Usual approximations to the equations of atmospheric motion: A variational perspective

The usual geophysical approximations are reframed within a variational framework. Starting from the Lagrangian of the fully compressible Euler equations expressed in a general curvilinear coordinates system, Hamilton's principle of least action yields Euler-Lagrange equations of motion. Instead of directly making approximations in these equations, the approach followed is that of Hamilton's principle asymptotics; that is, all approximations are performed in the Lagrangian. Using a coordinate system where the geopotential is the third coordinate, diverse approximations are considered.
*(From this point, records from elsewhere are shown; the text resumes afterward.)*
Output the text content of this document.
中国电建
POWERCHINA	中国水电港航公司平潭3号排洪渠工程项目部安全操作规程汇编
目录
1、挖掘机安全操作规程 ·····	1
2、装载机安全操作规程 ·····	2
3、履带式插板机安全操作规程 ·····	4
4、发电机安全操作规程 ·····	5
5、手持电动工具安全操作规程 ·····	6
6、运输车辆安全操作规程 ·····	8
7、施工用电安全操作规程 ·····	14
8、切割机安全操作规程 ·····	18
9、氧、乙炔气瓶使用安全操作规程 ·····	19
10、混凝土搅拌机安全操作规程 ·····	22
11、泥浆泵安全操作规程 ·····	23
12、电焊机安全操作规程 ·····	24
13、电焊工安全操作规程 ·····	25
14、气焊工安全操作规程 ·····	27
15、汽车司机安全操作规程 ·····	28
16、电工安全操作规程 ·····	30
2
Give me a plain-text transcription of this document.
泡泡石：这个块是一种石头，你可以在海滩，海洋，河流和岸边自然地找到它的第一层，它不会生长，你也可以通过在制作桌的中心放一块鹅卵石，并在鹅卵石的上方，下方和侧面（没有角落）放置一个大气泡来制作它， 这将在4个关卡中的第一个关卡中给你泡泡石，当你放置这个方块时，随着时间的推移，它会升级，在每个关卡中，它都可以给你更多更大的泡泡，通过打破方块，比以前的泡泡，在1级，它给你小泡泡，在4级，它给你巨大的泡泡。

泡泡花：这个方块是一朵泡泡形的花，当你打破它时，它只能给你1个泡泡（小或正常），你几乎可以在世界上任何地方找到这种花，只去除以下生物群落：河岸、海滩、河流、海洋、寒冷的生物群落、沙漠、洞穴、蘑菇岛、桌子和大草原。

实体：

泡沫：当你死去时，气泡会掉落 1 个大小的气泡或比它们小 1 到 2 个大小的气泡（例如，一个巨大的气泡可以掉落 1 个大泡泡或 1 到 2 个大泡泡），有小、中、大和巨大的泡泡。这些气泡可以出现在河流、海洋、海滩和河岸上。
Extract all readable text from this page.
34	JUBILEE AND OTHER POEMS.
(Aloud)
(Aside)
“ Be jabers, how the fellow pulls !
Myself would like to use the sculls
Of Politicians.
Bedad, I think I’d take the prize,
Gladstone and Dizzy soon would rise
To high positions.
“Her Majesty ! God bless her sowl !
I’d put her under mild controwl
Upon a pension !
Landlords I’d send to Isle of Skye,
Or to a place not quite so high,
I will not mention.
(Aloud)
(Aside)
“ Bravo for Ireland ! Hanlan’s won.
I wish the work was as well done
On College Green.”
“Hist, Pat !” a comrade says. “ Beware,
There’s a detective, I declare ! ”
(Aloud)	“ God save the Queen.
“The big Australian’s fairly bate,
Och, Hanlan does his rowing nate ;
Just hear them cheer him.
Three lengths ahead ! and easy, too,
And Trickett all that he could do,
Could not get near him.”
The assumptions and approximations covered are 1) particular shapes of the geopotential; 2) shallowness of the atmosphere, which allows for the approximation of the relative and planetary kinetic energy; 3) small vertical velocities, implying quasi-hydrostatic systems; and 4) pseudoincompressibility, enforced by introducing a Lagangian multiplier. This variational approach greatly facilitates the derivation of the equations and systematically ensures their dynamical consistency. Indeed, the symmetry properties of the approximated Lagrangian imply the conservation of energy, potential vorticity, and momentum. Justification of the equations then relies, as usual, on a proper order-of-magnitude analysis. As an illustrative example, the asymptotic consistency of recently introduced shallow-atmosphere equations with a complete Coriolis force is discussed, suggesting additional corrections to the pressure gradient and gravity.